N-Acetylputrescine (NacPut), also known as monoacetylputrescine, is an endogenous metabolite of putrescine and a precursor and metabolic intermediate in the biosynthesis of γ-aminobutyric acid (GABA) from putrescine.[1] [2] [3]
The metabolic pathway is specifically putrescine into N-acetylputrescine by putrescine acetyltransferase (PAT), N-acetylputrescine into N-acetyl-γ-aminobutyraldehyde (N-acetyl-GABAL or N-acetyl-GABA aldehyde) by monoamine oxidase B (MAO-B), N-acetyl-GABAL into N-acetyl-γ-aminobutyric acid (N-acetyl-GABA) by aldehyde dehydrogenase (ALDH), and N-acetyl-GABA into GABA by an unknown deacetylase enzyme. This pathway is a minor alternative pathway to the major and primary pathway in which GABA is synthesized from glutamate. There is also another alternative pathway in which putrescine is converted into GABA with γ-aminobutyraldehyde (GABAL or GABA aldehyde) as an intermediate instead. It has been estimated that about 2 to 3% of GABA is synthesized from putrescine in the mouse brain, whereas in the case of the rat brain, the amount was negligible.

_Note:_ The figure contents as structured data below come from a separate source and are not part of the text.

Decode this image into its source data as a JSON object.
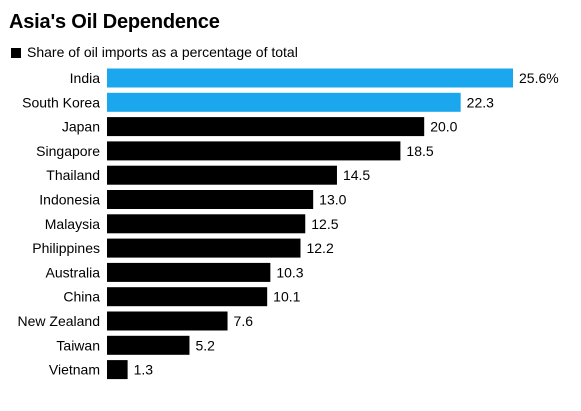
{
  "chart_data": {
    "type": "bar",
    "orientation": "horizontal",
    "title": "Asia's Oil Dependence",
    "subtitle": "Share of oil imports as a percentage of total",
    "categories": [
      "India",
      "South Korea",
      "Japan",
      "Singapore",
      "Thailand",
      "Indonesia",
      "Malaysia",
      "Philippines",
      "Australia",
      "China",
      "New Zealand",
      "Taiwan",
      "Vietnam"
    ],
    "values": [
      25.6,
      22.3,
      20.0,
      18.5,
      14.5,
      13.0,
      12.5,
      12.2,
      10.3,
      10.1,
      7.6,
      5.2,
      1.3
    ],
    "value_labels": [
      "25.6%",
      "22.3",
      "20.0",
      "18.5",
      "14.5",
      "13.0",
      "12.5",
      "12.2",
      "10.3",
      "10.1",
      "7.6",
      "5.2",
      "1.3"
    ],
    "highlighted": [
      "India",
      "South Korea"
    ],
    "colors": {
      "highlight": "#1aa7ee",
      "default": "#000000"
    },
    "legend": "top-left",
    "grid": false
  }
}
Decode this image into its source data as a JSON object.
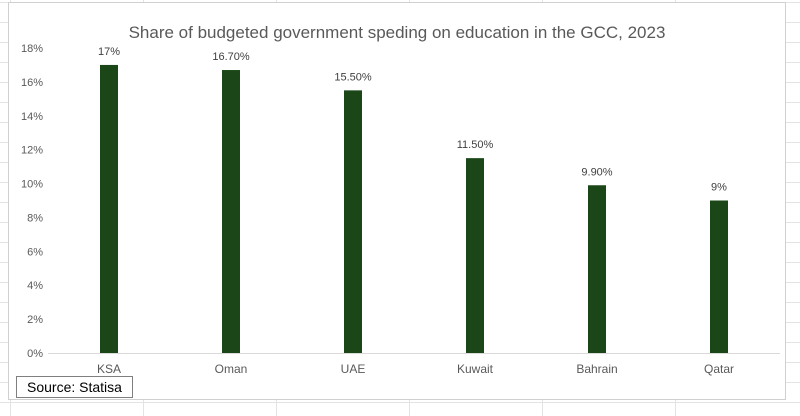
{
  "chart_data": {
    "type": "bar",
    "title": "Share of budgeted government speding on education in the GCC, 2023",
    "categories": [
      "KSA",
      "Oman",
      "UAE",
      "Kuwait",
      "Bahrain",
      "Qatar"
    ],
    "values": [
      17,
      16.7,
      15.5,
      11.5,
      9.9,
      9
    ],
    "data_labels": [
      "17%",
      "16.70%",
      "15.50%",
      "11.50%",
      "9.90%",
      "9%"
    ],
    "ylim": [
      0,
      18
    ],
    "yticks": [
      0,
      2,
      4,
      6,
      8,
      10,
      12,
      14,
      16,
      18
    ],
    "ytick_labels": [
      "0%",
      "2%",
      "4%",
      "6%",
      "8%",
      "10%",
      "12%",
      "14%",
      "16%",
      "18%"
    ],
    "xlabel": "",
    "ylabel": "",
    "grid": false,
    "legend": "none",
    "bar_color": "#1b4718"
  },
  "source_note": "Source: Statisa"
}
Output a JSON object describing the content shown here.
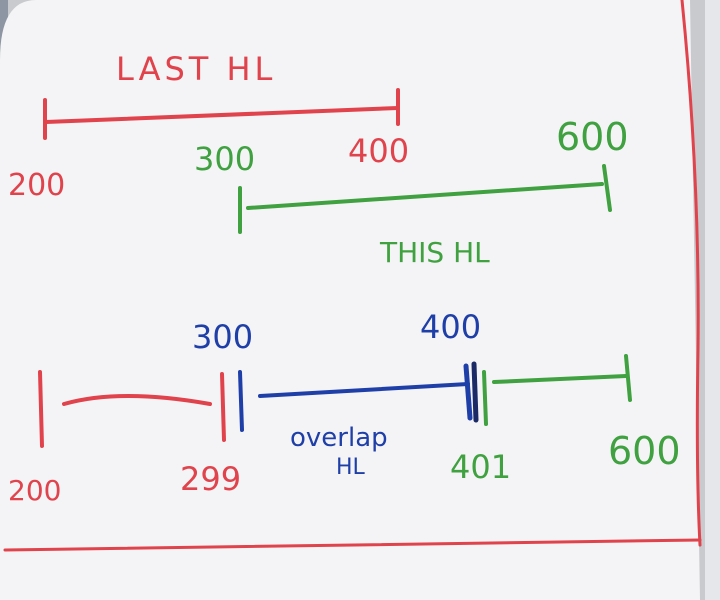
{
  "colors": {
    "red": "#e0434b",
    "green": "#3fa13f",
    "blue": "#1f3fa8",
    "board": "#f4f4f6",
    "shadow": "#d9dadd",
    "background": "#c8cacd",
    "wall": "#8e96a3"
  },
  "top_section": {
    "last_label": "LAST HL",
    "last_start": "200",
    "last_end": "400",
    "this_start": "300",
    "this_end": "600",
    "this_label": "THIS HL"
  },
  "bottom_section": {
    "red_start": "200",
    "red_end": "299",
    "overlap_start": "300",
    "overlap_end": "400",
    "overlap_label_line1": "overlap",
    "overlap_label_line2": "HL",
    "green_start": "401",
    "green_end": "600"
  }
}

In 2021, it was discovered that MAO-B does not mediate dopamine catabolism in the rodent striatum but instead participates in striatal GABA synthesis and that synthesized GABA in turn inhibits dopaminergic neurons in this brain area.[4] It has been found that MAO-B, via the putrescine pathway, importantly mediates GABA synthesis in astrocytes in various brain areas, including in the hippocampus, cerebellum, striatum, cerebral cortex, and substantia nigra pars compacta (SNpc). These findings may warrant a rethinking of the actions of MAO-B inhibitors in the treatment of Parkinson's disease.